KEY POINTS
- Fed Chair Jerome Powell said Wednesday that the central bank could find itself in a dilemma between controlling inflation and supporting economic growth.
- “If that were to occur, we would consider how far the economy is from each goal, and the potentially different time horizons over which those respective gaps would be anticipated to close,” he said for a speech in Chicago.
- Powell gave no indication on where he sees interest rates headed, but noted that, “For the time being, we are well positioned to wait for greater clarity before considering any adjustments to our policy stance.”
immutable@lemm.ee 1 week ago
The fed controls interest rates. That controls how cheap or expensive it is to borrow money.
Lower interest rates are a great tool if you’ve got people sitting on capital. You lower the interest rates, borrowing becomes cheaper, and capital takes advantage of this to start more enterprises and the economy heats up.

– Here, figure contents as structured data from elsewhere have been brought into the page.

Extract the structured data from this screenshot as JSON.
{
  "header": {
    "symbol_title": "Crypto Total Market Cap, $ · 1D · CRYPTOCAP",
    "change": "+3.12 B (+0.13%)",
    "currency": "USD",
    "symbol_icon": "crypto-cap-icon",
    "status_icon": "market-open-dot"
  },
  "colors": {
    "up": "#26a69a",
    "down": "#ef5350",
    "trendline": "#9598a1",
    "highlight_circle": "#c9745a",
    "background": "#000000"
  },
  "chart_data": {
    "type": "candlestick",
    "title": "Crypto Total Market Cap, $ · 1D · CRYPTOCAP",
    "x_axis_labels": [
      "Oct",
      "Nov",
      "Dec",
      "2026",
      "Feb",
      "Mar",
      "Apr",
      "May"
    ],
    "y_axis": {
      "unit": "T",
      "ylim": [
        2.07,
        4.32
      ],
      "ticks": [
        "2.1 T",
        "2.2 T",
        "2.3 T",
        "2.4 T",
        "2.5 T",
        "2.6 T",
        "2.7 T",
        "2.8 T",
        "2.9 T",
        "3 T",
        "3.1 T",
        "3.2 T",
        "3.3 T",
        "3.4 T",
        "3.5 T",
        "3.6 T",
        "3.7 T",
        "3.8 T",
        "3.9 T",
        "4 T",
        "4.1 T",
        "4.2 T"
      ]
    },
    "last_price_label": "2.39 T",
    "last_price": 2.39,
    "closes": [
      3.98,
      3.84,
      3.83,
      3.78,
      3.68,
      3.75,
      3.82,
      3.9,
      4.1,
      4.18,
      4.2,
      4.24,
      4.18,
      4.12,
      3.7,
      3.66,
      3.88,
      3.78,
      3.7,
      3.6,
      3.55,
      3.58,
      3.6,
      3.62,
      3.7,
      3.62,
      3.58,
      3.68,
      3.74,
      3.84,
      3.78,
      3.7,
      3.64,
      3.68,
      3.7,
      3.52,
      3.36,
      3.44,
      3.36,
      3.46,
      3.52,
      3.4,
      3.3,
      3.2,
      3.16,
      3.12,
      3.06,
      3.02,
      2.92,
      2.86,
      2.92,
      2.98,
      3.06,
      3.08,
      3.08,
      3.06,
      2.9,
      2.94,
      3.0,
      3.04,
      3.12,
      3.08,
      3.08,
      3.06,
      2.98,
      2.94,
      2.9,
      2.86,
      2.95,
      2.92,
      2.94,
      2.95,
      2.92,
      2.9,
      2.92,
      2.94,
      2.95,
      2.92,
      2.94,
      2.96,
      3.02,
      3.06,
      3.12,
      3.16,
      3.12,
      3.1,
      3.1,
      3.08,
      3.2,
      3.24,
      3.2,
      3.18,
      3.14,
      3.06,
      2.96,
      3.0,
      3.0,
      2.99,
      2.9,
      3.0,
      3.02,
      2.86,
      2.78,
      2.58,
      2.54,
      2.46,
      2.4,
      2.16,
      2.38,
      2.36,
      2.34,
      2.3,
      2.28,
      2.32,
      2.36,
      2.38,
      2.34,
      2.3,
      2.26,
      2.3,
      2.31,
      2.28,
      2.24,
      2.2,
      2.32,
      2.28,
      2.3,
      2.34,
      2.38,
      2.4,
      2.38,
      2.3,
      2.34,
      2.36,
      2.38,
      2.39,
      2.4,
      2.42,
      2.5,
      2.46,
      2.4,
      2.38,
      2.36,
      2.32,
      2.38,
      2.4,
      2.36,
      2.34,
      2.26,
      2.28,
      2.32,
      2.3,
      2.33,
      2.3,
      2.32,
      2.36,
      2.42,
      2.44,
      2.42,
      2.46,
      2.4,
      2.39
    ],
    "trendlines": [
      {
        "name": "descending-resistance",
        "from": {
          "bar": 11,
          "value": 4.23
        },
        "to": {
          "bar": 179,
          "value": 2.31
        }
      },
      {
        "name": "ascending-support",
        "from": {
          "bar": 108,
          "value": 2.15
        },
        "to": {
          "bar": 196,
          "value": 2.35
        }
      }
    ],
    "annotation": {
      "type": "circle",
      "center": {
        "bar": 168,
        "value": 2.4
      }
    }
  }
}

Higher interest rates help fight inflation, there’s too much money in the system, higher rates make getting more money to pump into the system more expensive cooling it down.
Now what a keen observer might notice is that there no direction to move the interest rates which counteract nonsense trade policies.
You can cut rates to 0, flood the market with cheap credit, and if your inputs are tariffed and you can’t turn a profit… it doesn’t change shit.
This is where stagflation thrives. The cheap money floods the economy to try to spur economic growth, but the thing holding back growth isn’t access to borrowing, it’s the disaster out trade policies. So the market flooded with cheap money just becomes inflationary.
You get little economic development, high inflation, this is a classic stagflation trap. And trump and his advisors are going to apply maximum pressure to cut rates to “save the economy” from their terrible trade policies and all that will do is sink us deeper into this hole.